Different people react in different ways. Some members of the family or
friends who do not know your child very well may give unhelpful suggestions
or make misguided comments. Try not to take this to heart.

‘Older relatives tend to be less accepting. They may see it as a bad reflection
on their family or they may suspect you are fault. You just have to keep
telling them till it sinks in.’

‘It took outside friends and family lots of time to accept my child is autistic.
It needed severe symptoms that appeared at puberty before they accepted it.’

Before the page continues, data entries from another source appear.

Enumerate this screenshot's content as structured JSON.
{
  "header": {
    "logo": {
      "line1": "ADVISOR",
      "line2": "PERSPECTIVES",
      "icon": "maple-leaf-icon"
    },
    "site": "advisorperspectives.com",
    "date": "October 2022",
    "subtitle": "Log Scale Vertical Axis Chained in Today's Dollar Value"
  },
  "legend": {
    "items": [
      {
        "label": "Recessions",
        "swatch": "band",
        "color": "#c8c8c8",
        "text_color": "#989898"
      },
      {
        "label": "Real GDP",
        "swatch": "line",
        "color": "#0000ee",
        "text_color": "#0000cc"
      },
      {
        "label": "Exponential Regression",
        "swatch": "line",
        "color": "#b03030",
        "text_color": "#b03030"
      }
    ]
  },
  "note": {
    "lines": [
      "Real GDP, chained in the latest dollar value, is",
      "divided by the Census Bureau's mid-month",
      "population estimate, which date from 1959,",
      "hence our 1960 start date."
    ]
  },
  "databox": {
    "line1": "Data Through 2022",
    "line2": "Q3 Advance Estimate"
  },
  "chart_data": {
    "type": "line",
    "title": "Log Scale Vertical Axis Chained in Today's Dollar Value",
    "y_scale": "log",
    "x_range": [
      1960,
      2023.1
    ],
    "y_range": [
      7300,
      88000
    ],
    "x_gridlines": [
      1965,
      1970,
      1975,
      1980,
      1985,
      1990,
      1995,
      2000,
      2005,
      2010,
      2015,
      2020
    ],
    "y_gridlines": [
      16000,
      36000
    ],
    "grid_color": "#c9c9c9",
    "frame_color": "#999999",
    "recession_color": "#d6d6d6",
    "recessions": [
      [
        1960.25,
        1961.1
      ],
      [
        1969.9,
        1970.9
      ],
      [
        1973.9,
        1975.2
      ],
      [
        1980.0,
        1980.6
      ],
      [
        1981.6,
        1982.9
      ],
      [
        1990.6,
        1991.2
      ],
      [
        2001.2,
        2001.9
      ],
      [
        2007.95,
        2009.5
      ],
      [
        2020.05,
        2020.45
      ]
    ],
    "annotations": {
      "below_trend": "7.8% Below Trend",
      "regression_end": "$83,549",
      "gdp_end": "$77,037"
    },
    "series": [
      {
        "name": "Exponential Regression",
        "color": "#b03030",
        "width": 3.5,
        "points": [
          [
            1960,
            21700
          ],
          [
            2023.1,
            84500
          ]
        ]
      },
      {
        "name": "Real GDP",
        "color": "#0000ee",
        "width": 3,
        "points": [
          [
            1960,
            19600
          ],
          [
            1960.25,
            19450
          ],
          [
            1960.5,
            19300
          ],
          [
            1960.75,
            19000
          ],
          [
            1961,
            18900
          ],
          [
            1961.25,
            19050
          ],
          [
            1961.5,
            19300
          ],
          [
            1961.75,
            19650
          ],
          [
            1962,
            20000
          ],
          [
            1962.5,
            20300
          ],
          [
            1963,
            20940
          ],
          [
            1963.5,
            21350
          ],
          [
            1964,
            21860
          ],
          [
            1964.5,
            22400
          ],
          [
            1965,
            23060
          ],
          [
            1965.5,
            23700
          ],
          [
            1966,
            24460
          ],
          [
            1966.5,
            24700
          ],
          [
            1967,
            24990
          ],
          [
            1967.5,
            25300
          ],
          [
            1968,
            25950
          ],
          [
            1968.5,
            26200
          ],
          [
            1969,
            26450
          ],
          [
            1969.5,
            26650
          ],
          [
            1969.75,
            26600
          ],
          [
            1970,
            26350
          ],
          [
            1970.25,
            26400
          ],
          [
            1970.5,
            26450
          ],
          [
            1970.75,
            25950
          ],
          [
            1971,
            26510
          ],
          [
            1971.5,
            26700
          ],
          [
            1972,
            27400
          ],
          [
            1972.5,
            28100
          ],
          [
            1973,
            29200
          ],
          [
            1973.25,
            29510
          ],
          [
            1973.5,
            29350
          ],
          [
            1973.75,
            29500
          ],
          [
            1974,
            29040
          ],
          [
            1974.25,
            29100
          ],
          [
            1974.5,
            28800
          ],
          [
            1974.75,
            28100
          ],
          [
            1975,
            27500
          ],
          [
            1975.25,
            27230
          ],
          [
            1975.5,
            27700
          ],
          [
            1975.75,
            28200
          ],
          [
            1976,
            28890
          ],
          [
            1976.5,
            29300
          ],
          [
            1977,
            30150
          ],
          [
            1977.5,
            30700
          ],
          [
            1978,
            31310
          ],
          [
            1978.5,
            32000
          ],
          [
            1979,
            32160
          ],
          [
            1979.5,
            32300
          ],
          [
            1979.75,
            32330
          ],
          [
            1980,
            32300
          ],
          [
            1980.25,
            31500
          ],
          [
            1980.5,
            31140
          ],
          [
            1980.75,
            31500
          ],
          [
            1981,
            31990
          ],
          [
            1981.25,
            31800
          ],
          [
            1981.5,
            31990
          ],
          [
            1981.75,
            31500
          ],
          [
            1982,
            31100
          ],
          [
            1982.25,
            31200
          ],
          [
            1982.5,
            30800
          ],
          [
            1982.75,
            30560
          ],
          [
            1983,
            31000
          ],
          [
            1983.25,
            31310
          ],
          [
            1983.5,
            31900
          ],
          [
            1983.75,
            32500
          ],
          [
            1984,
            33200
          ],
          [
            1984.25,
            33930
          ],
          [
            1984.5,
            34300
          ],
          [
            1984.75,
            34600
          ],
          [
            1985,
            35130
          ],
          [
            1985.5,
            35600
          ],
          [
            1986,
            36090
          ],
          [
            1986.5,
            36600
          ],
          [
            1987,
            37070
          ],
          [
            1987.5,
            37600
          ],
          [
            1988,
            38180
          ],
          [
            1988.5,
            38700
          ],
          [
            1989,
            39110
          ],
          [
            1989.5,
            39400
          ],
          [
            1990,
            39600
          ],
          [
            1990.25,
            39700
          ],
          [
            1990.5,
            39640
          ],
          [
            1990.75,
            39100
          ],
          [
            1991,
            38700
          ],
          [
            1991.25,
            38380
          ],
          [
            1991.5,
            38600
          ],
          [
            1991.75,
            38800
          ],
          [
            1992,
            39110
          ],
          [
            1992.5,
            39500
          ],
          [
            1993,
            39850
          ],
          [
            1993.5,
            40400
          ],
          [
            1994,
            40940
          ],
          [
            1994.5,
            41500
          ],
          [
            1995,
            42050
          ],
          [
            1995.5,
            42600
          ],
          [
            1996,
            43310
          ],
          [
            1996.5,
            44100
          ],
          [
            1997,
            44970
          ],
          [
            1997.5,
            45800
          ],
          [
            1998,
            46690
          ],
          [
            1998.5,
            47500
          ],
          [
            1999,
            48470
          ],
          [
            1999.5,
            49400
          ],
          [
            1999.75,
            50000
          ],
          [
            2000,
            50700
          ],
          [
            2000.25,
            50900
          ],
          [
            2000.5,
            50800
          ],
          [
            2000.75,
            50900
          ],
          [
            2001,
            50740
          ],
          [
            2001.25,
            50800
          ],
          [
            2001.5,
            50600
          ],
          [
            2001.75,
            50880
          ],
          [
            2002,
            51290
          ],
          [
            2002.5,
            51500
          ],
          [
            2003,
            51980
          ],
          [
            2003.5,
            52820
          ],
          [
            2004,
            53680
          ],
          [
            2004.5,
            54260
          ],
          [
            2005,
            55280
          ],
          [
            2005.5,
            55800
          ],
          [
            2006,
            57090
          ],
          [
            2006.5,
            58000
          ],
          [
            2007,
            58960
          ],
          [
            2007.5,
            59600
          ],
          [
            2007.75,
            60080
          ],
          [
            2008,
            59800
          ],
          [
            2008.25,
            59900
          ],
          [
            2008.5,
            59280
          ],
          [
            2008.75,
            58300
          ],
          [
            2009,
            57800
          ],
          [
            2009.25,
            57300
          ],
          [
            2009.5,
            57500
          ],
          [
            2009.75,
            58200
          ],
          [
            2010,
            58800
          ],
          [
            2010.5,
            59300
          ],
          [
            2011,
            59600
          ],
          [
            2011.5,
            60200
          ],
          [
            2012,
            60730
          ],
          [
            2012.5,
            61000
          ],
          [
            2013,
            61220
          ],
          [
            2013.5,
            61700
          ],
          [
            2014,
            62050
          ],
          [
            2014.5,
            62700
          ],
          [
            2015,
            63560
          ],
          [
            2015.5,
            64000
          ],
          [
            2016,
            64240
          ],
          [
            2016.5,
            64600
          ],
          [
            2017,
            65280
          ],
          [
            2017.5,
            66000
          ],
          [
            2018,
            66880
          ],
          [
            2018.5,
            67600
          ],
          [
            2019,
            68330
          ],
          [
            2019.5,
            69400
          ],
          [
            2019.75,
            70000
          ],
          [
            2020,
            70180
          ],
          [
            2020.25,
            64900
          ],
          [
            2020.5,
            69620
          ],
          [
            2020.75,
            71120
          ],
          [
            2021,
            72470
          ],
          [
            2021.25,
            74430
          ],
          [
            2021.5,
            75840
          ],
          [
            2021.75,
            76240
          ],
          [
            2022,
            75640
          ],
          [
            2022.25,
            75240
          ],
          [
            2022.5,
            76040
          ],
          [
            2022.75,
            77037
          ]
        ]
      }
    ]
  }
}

  • Give them some basic information about autism and explain how it specifically affects your child and their behaviour.
  • Provide them with appropriate information about typical signs/behaviours of autism so they can begin to understand.
  • Encourage them to talk to you if they want to know more or if they do not understand your child.
  • Accept help and support from family and friends when it’s offered. They may be grateful for some practical ways that they can do this.
  • Tell them how best to connect with your child, i.e likes and dislikes, best way to communicate.